Shrimps: the benefits and harm

Shrimps: the benefits and harm

Shrimps belong to the category of seafood delicacies and are a frequent guest at festive tables. Salads, soups, sauces, sandwiches, hot and cold snacks - this is not a complete list of dishes that can be prepared based on them. However, you should not get involved in them, because shrimp can bring not only benefit but also harm to the human body.

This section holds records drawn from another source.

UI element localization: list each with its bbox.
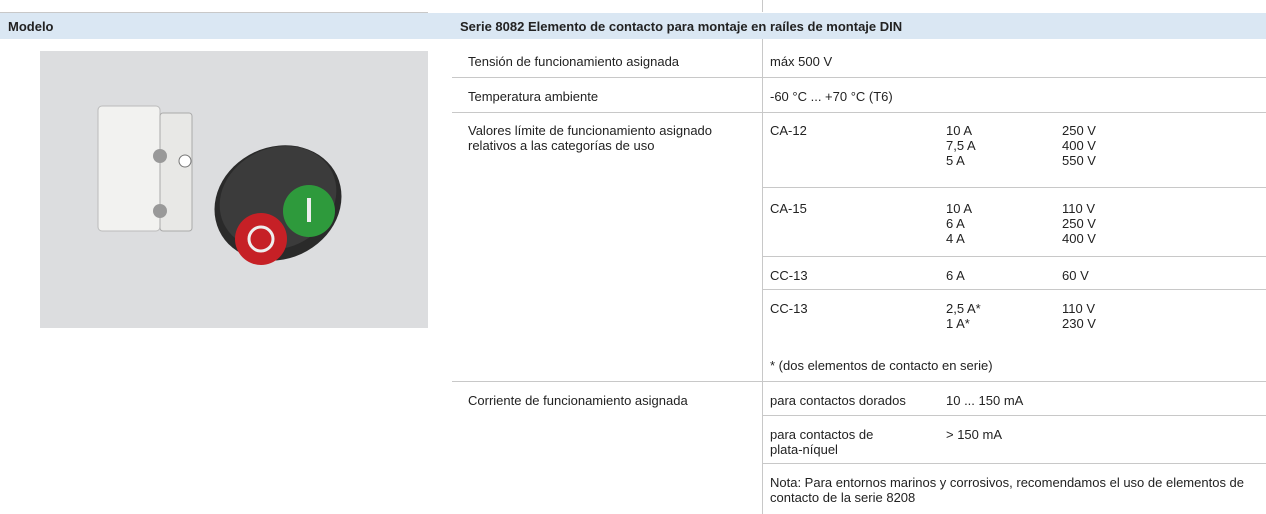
category: CA-12 (770, 123, 807, 138)
header-model: Modelo (8, 19, 54, 34)
current: 10 A (946, 123, 973, 138)
header-title: Serie 8082 Elemento de contacto para mon… (460, 19, 903, 34)
current: 5 A (946, 153, 965, 168)
voltage: 110 V (1062, 201, 1096, 216)
current: 4 A (946, 231, 965, 246)
current: 6 A (946, 216, 965, 231)
current: 6 A (946, 268, 965, 283)
footnote: * (dos elementos de contacto en serie) (770, 358, 993, 373)
rule (452, 77, 1266, 78)
rule (452, 381, 1266, 382)
category: CC-13 (770, 268, 808, 283)
label: Tensión de funcionamiento asignada (468, 54, 680, 69)
product-image (40, 51, 428, 328)
label: Temperatura ambiente (468, 89, 599, 104)
voltage: 230 V (1062, 316, 1096, 331)
current: 1 A* (946, 316, 970, 331)
voltage: 250 V (1062, 216, 1096, 231)
rule (762, 39, 763, 514)
rule (762, 0, 763, 12)
voltage: 400 V (1062, 231, 1096, 246)
rule (762, 289, 1266, 290)
rule (762, 187, 1266, 188)
value: -60 °C ... +70 °C (T6) (770, 89, 893, 104)
value: > 150 mA (946, 427, 1003, 442)
voltage: 400 V (1062, 138, 1096, 153)
note: Nota: Para entornos marinos y corrosivos… (770, 475, 1245, 505)
voltage: 60 V (1062, 268, 1089, 283)
current: 7,5 A (946, 138, 976, 153)
rule (762, 415, 1266, 416)
rule (452, 112, 1266, 113)
value: máx 500 V (770, 54, 833, 69)
current: 10 A (946, 201, 973, 216)
voltage: 110 V (1062, 301, 1096, 316)
value: 10 ... 150 mA (946, 393, 1024, 408)
voltage: 550 V (1062, 153, 1096, 168)
current: 2,5 A* (946, 301, 981, 316)
rule (762, 463, 1266, 464)
label: Valores límite de funcionamiento asignad… (468, 123, 713, 153)
label: Corriente de funcionamiento asignada (468, 393, 688, 408)
category: CC-13 (770, 301, 808, 316)
rule (0, 12, 428, 13)
rule (762, 256, 1266, 257)
contact: para contactos de plata-níquel (770, 427, 874, 457)
contact: para contactos dorados (770, 393, 906, 408)
header-band (0, 13, 1266, 39)
category: CA-15 (770, 201, 807, 216)
voltage: 250 V (1062, 123, 1096, 138)
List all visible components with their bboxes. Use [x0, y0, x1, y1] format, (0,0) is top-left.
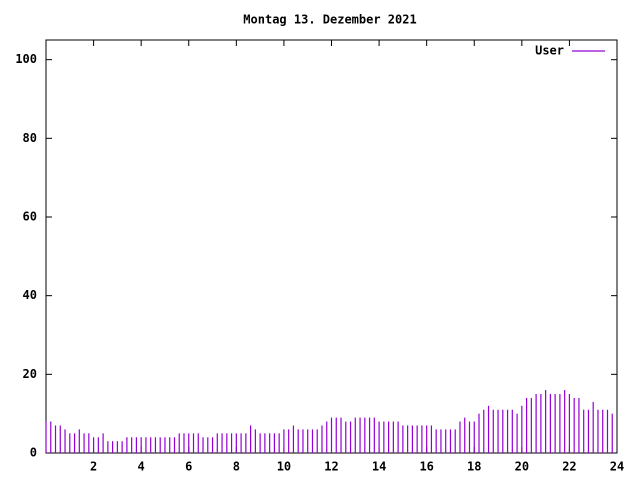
x-tick-label: 16	[419, 460, 433, 474]
y-tick-label: 0	[30, 446, 37, 460]
y-tick-label: 20	[23, 367, 37, 381]
plot-frame	[45, 39, 618, 454]
x-tick-label: 6	[185, 460, 192, 474]
y-tick-label: 60	[23, 210, 37, 224]
x-tick-label: 10	[277, 460, 291, 474]
x-tick-label: 24	[610, 460, 624, 474]
x-tick-label: 18	[467, 460, 481, 474]
x-tick-label: 12	[324, 460, 338, 474]
chart-title: Montag 13. Dezember 2021	[243, 13, 416, 27]
x-tick-label: 4	[138, 460, 145, 474]
x-tick-label: 22	[562, 460, 576, 474]
y-tick-label: 80	[23, 131, 37, 145]
x-tick-label: 8	[233, 460, 240, 474]
y-tick-label: 40	[23, 288, 37, 302]
y-tick-label: 100	[15, 52, 37, 66]
legend-label: User	[535, 44, 564, 58]
x-tick-label: 2	[90, 460, 97, 474]
x-tick-label: 20	[515, 460, 529, 474]
x-tick-label: 14	[372, 460, 386, 474]
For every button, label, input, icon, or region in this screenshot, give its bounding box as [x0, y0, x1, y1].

What are the benefits of shrimp

Like many seafood, shrimp contain a lot of useful substances. These include, in particular, vitamins A, B, C, E and PP, as well as a huge number of macro- and micronutrients, including calcium, sodium, molybdenum, iron, phosphorus, potassium, copper, zinc, magnesium, sulfur, iodine, chromium, cobalt, fluorine and nickel. Thus, a small portion of shrimp can provide an adult’s daily need for components that are necessary for the proper and normal functioning of his body. It should be borne in mind that 100 g of shrimp contain only 87 kilocalories, so they belong to the category of dietary products that contribute to the fight against overweight.

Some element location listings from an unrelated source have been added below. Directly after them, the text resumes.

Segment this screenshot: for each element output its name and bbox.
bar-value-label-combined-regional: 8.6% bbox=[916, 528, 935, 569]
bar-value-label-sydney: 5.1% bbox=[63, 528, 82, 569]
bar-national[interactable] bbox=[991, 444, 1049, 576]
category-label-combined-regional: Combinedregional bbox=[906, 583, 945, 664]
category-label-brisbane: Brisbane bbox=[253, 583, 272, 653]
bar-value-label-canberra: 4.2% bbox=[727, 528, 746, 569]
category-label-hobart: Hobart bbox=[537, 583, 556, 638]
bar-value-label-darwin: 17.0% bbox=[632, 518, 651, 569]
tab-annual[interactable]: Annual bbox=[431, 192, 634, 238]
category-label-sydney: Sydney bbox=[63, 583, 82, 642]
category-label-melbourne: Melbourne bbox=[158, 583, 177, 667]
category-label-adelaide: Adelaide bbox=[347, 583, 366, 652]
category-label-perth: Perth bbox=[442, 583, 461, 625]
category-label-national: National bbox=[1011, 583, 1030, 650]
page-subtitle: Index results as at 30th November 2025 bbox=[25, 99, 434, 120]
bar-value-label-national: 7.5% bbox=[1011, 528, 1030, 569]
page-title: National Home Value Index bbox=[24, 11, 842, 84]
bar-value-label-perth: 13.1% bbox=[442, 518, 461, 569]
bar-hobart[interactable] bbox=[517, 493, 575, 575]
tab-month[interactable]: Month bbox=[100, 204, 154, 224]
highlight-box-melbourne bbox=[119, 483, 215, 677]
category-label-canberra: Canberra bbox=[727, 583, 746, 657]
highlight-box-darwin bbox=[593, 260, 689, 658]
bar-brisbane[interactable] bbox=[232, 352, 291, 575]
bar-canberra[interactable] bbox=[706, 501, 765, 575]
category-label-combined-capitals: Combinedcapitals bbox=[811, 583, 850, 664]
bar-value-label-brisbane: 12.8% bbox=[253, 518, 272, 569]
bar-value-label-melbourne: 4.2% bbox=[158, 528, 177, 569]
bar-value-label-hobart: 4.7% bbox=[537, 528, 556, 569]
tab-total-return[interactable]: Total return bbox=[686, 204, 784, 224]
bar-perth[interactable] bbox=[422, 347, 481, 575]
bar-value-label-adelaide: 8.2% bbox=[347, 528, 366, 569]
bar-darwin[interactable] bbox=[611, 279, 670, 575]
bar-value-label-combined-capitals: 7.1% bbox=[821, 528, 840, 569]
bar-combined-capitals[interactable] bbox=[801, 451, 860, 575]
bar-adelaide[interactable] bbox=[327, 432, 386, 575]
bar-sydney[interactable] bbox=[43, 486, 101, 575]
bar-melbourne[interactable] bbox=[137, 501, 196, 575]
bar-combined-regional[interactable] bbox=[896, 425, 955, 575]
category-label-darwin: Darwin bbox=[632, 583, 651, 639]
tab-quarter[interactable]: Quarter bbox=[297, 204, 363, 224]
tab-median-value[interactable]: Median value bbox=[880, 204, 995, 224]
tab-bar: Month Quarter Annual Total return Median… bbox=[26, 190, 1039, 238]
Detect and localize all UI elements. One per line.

By themselves, shrimp have a very beneficial effect on the human body, allowing you to improve immunity, stabilize hormones and restore metabolism. In addition, they are an indispensable source of important microcomponents, which in this seafood contains almost 50 times more than in meat. Due to the protein content, shrimp are a versatile building material that promotes the growth of muscle and bone system. It is also worth noting that they have a beneficial effect on the endocrine system, help the body get rid of toxins, stimulate blood circulation and even have antioxidant properties, contributing to the activation of regeneration processes. Shrimps are also a group of hypoallergenic products, so they can be safely used by people with increased sensitivity to seafood and small children. The latter are even advised to introduce shrimps in the diet for colds or viral diseases in order to help the body overcome the disease as soon as possible. Shrimp are 2% fat, 0.8% carbohydrate and 19.8% protein. Therefore, even 100-150 g of this product is quite enough to easily satisfy the feeling of hunger. True, there is enough of such food for a while, and within an hour the person again feels a feeling of hunger. This is the main danger of shrimps, since if you eat them constantly and in large portions, then an oversaturation of the body with vitamins and trace elements may occur, which, in turn, will lead to violations of various internal processes. Therefore, those who love this type of seafood, you must include it in the menu no more than 1-2 times a week, complementing other dishes so that the food is full and balanced.

Damage to shrimp

Shrimps themselves are completely harmless, but do not forget that they have the ability to absorb various harmful substances. It is proven that these marine creatures accumulate radiation, lead, cadmium and mercury, and can also contain all sorts of toxins. In this case, everything depends on the area in which the shrimp were harvested, and how polluted is the environment in which they live. Therefore, in some cases, eating shrimp can cause serious food poisoning. Also, do not forget that this type of seafood with regular inclusion in the diet contributes to the accumulation of heavy metals in the body. Not so long ago, scientists have identified the relationship between the frequent use of shrimp and the development of cancer. Plus, they help reduce sexual activity in men and may even cause impotence. It is worth mentioning separately that some unscrupulous shrimp producers treat them with substances that allow the product to remain fresh for a long time. Such supplements based on antibiotics are far from having the best effect on the health of those who eat such delicacies, and can cause the development of all sorts of ailments, from digestive upset to dysbiosis.